Nixon, an attorney with Godfrey & Kahn S.C., noted that in representing the cemetery trust, he is representing “a separate legal entity of which Archbishop Jerome E. Listecki is the sole trustee. It is governed by state law and has canonical obligation.”

This is the same point Archbishop Listecki made in a declaration filed with the court in July 2012 in which he delineated church teaching on Catholic burial, Catholic cemeteries and their care as sacred places, and the role of the cemetery trust, which was established under Wisconsin laws by then-Milwaukee Archbishop Timothy M. Dolan in 2007.

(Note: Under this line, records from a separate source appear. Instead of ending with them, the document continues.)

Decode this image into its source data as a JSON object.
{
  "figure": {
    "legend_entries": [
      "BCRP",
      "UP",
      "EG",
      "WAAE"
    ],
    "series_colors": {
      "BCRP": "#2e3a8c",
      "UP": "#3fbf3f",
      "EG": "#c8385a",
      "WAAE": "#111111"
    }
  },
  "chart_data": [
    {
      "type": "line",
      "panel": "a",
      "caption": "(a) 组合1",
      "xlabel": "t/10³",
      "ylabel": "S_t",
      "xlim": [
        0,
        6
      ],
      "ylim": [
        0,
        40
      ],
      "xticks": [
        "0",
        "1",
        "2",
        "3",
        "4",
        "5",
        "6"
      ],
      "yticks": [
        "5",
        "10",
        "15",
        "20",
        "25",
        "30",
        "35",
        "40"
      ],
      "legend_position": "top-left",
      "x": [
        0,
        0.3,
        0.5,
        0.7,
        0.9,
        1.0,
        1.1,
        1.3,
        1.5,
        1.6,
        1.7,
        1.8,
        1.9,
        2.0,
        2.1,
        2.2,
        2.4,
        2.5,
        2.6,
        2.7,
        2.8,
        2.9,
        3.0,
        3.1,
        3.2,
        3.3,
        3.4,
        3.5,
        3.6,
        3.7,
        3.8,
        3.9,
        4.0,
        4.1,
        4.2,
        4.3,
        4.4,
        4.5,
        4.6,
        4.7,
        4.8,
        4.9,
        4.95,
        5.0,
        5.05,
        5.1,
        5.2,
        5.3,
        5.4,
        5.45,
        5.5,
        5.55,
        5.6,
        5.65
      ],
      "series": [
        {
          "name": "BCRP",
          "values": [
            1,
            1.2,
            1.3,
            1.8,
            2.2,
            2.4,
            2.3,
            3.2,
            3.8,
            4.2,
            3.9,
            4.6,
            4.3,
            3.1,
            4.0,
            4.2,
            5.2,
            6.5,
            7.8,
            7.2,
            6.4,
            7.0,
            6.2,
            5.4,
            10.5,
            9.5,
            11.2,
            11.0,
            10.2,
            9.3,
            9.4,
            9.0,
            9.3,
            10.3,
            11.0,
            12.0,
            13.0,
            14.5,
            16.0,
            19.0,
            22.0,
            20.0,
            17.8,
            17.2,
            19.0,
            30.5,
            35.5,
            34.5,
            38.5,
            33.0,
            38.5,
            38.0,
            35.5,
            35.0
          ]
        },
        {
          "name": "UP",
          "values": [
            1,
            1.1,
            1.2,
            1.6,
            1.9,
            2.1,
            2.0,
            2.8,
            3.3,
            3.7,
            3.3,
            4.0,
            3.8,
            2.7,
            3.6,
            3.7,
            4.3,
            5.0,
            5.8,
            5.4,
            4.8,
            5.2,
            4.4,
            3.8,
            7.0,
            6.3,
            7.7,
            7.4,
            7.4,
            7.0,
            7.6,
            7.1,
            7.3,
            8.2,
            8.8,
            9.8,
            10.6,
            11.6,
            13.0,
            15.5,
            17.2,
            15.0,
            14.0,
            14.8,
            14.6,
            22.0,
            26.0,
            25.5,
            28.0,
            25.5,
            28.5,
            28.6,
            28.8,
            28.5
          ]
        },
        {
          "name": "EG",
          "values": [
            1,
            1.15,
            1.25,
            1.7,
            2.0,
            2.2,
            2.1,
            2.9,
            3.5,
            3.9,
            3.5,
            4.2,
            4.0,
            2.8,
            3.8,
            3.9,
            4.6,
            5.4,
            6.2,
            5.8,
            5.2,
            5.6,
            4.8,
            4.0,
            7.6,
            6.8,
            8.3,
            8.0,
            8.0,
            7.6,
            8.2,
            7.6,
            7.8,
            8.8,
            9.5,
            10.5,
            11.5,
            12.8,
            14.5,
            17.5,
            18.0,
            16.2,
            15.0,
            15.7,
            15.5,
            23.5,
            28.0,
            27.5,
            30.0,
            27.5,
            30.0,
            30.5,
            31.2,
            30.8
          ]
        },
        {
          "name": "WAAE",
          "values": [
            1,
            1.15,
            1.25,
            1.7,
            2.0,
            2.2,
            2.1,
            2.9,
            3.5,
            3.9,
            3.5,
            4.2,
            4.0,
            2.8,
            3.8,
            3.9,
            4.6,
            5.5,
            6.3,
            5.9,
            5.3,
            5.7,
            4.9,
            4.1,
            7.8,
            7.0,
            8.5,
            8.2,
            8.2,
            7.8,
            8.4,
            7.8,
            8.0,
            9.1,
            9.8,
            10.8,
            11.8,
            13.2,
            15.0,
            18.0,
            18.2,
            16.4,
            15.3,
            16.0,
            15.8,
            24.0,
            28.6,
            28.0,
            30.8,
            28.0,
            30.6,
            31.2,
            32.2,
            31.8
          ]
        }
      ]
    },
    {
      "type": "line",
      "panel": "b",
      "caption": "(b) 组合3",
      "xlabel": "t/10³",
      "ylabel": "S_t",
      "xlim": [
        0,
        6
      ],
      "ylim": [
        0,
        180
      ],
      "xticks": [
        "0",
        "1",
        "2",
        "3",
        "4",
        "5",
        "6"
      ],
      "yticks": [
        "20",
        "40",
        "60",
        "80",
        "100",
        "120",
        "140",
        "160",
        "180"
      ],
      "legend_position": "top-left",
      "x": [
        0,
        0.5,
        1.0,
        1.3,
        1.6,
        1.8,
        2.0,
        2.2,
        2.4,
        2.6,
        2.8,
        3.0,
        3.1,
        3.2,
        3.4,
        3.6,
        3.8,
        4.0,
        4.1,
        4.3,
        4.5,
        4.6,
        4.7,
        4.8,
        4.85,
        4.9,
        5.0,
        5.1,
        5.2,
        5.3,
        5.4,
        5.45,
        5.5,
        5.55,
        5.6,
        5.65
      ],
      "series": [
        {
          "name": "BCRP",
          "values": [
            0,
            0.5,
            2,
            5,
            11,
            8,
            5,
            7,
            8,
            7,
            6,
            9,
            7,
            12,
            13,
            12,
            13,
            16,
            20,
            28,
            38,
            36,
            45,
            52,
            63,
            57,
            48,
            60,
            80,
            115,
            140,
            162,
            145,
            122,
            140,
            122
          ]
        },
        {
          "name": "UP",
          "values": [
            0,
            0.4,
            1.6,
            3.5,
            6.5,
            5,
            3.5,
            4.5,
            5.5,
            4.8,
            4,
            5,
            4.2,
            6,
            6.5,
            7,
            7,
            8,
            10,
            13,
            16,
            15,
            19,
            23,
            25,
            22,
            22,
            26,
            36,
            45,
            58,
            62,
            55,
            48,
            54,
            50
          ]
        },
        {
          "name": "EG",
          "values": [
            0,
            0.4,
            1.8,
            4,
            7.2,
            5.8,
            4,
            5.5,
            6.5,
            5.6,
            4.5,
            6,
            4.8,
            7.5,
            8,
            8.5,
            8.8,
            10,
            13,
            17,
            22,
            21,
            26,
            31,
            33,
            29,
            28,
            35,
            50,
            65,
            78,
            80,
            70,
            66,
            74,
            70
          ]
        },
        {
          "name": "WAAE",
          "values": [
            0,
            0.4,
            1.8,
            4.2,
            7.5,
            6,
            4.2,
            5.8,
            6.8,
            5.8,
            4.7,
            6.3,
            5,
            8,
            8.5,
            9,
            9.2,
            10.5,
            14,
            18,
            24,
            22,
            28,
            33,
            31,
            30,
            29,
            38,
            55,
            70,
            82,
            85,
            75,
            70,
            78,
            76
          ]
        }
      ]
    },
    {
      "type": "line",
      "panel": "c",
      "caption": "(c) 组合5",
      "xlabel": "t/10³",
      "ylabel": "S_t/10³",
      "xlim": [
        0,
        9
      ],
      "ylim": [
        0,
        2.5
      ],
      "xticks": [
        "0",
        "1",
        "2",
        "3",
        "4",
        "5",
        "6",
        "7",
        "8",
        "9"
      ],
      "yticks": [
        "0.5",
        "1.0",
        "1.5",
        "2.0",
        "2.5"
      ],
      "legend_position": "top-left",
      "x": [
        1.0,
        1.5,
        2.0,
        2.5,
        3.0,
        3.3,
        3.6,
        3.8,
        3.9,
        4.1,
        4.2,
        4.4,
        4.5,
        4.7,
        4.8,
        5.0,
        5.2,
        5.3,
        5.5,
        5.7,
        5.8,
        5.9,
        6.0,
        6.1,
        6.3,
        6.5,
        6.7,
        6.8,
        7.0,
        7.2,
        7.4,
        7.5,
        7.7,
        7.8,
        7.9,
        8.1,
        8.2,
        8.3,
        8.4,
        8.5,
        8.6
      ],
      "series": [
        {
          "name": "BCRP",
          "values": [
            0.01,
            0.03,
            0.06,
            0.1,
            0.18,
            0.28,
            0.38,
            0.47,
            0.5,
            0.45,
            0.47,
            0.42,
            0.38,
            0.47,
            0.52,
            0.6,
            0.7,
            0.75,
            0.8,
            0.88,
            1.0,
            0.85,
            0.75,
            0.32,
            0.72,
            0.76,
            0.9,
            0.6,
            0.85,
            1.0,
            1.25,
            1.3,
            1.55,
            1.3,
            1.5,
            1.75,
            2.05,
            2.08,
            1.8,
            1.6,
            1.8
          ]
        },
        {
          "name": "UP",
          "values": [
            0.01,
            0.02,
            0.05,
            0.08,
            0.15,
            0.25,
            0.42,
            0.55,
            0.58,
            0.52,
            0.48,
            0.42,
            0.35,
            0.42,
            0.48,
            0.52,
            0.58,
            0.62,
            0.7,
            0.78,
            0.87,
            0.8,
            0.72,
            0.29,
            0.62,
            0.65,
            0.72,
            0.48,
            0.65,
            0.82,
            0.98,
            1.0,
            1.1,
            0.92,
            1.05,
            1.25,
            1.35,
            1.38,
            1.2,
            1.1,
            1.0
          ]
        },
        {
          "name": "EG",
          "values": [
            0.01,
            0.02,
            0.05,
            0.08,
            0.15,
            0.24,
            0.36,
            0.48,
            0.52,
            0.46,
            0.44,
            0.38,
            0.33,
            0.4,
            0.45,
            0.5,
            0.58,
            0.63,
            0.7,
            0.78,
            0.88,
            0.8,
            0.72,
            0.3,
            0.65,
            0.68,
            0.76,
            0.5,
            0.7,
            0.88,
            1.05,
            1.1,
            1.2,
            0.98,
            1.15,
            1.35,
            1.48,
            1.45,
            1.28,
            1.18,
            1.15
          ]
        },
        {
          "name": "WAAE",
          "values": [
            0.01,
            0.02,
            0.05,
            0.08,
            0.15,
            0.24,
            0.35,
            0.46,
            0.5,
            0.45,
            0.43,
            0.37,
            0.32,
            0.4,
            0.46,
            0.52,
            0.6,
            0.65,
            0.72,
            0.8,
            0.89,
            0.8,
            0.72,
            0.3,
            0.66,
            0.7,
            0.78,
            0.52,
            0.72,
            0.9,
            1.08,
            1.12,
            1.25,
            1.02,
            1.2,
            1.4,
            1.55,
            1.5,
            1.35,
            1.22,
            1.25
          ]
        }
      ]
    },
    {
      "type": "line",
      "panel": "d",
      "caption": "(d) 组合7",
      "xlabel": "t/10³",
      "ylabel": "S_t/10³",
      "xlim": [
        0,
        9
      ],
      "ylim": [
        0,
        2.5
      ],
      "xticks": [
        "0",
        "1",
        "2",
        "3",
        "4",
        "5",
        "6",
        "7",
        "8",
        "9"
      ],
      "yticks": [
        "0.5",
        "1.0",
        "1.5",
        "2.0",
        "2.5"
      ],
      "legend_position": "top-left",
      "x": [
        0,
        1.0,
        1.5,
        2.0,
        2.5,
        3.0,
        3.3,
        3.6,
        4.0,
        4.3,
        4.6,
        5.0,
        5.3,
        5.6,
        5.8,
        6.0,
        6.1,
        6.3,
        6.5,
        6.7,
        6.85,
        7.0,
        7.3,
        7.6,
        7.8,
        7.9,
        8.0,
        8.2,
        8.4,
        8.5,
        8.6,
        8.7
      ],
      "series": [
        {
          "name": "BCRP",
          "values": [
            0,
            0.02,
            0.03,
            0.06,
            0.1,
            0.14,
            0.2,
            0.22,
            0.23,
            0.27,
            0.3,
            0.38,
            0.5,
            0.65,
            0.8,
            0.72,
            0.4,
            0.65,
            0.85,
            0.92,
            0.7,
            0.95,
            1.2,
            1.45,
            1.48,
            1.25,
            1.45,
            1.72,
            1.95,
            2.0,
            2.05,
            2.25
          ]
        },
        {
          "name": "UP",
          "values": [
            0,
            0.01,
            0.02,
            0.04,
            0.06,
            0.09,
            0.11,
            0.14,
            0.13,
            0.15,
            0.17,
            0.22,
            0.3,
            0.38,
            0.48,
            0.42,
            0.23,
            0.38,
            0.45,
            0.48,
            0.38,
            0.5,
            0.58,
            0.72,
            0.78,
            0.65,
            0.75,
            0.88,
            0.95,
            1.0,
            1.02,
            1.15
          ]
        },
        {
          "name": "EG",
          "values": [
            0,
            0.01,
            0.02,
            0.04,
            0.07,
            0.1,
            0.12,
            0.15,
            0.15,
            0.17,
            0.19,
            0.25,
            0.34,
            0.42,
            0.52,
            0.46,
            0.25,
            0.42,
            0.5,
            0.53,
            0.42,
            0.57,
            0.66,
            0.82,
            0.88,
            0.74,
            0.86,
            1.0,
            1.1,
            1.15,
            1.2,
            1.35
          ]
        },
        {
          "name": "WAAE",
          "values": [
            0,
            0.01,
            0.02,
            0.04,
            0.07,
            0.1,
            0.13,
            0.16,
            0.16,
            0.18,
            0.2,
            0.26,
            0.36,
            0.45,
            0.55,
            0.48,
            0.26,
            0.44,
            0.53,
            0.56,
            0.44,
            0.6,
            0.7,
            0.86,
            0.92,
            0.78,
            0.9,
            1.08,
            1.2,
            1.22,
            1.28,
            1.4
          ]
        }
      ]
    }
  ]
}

In his declaration, Archbishop Listecki stated that he acts “in conjunction and in conformance with the vision of the Roman Catholic Church. The Trust nevertheless functions as an autonomous body with independent decision-making authority. Under canon law, the property of public juridic persons is ecclesiastical property subject to the canons governing church property.”

He continued, “The Trust constitutes a separate and distinct legal entity from the Archdiocese, rather than a division or asset of the archdiocese. This separate status is reflected in all accounting related to the Trust, its independent creation and management, and its unique tax identification.”

In 1857, 14 years after the then-Diocese of Milwaukee was established, the first Catholic cemeteries became part of the landscape in southeastern Wisconsin. Since then, more than 500,000 people have been interred in those grounds.

Attorneys will be in Kelley’s courtroom Jan. 24 to learn the fate of the archdiocese’s objections to five claims brought against it in the Chapter 11 proceedings by victim/survivors of clergy sexual abuse. On Dec. 13, the judge disallowed two claims, but sought further information on the other five.